Ensuring balance in training data is a growing challenge as disinformation expands. Bad actors can influence what users see and read in ways that have global consequences. Datasets, devices and systems must be secure and accurate.
How nations are regulating AI
In our public policy work, Kaspersky advocates public-private partnerships. We think partnerships combining global private-sector expertise with policymakers’ local needs will be the best defense. It’s a middle-ground approach that avoids too much or too little caution. These partnerships in cybersecurity maximize the advantages of emerging technologies like ChatGPT, while safeguarding against risks.

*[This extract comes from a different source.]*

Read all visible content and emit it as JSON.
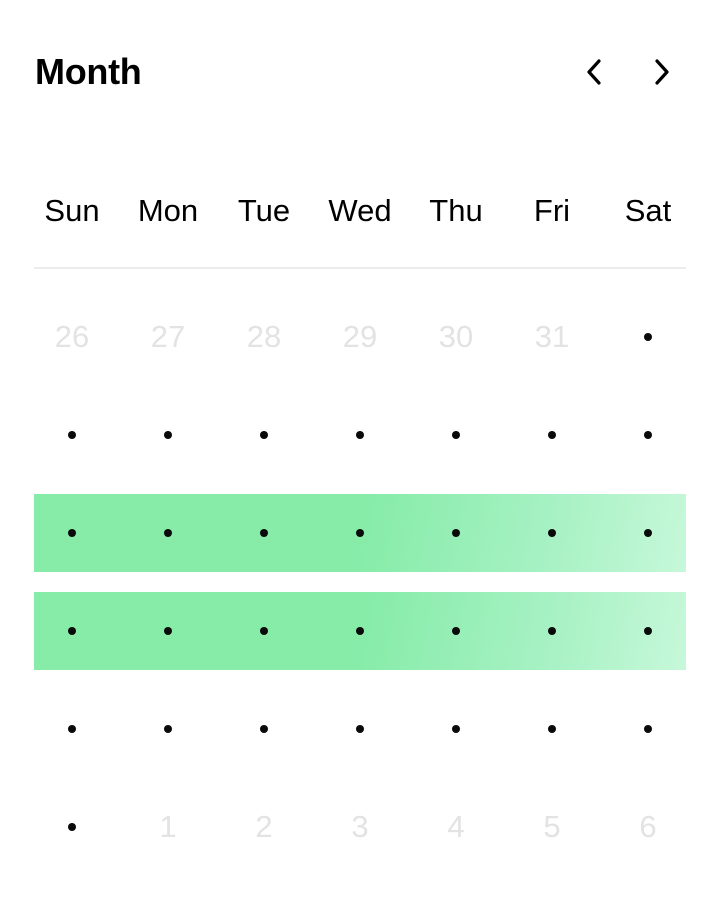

United Arab Emirates (UAE) is a role model for inclusive public-private partnerships. They’ve taken a progressive and collaborative stance on partnerships with international tech firms. Initiatives and forums like the Dubai Chamber of Digital Economy and the UAE Cybersecurity Council aim to safely and securely advance technological growth for short- and long-term benefit.
In May 2023, Brazil was considering a Bill to regulate AI. It requires “systems [to] undergo a preliminary assessment carried out by the suppliers themselves, to determine whether they can be classified as being of high or excessive risk,” according to OneTrust Data Guidance. It also restricts exploitative AI uses, like subliminal techniques that could cause harmful behavior or target vulnerabilities in older and disabled people.
The Center for Strategic and International Studies says Japan looked at the European Union’s sterner approach to AI regulation and had “concern that the burden of compliance and the ambiguity of regulatory contents may stifle innovation.” Instead, Japan is adopting a “human-centered” approach based on seven principles – among them, privacy protection, security and innovation. They regulate AI through several laws. The Digital Platform Transparency Act, for example, requires fair and transparent practice from large online stores and digital advertising businesses, including disclosing how they decide search rankings.
Values are the key to balanced regulation
ChatGPT and other generative AI fit a model of technological development we’ve seen throughout history – it disrupts human lives and businesses with exciting potential but also serious risks that need policymakers’ attention.
UAE, Brazil and Japan have regulatory approaches that are values-led and aim for a middle ground: A balance between too much and too little caution. Alongside, partnerships between the public and private sector hold promise to let business embrace innovation while adequately managing risk.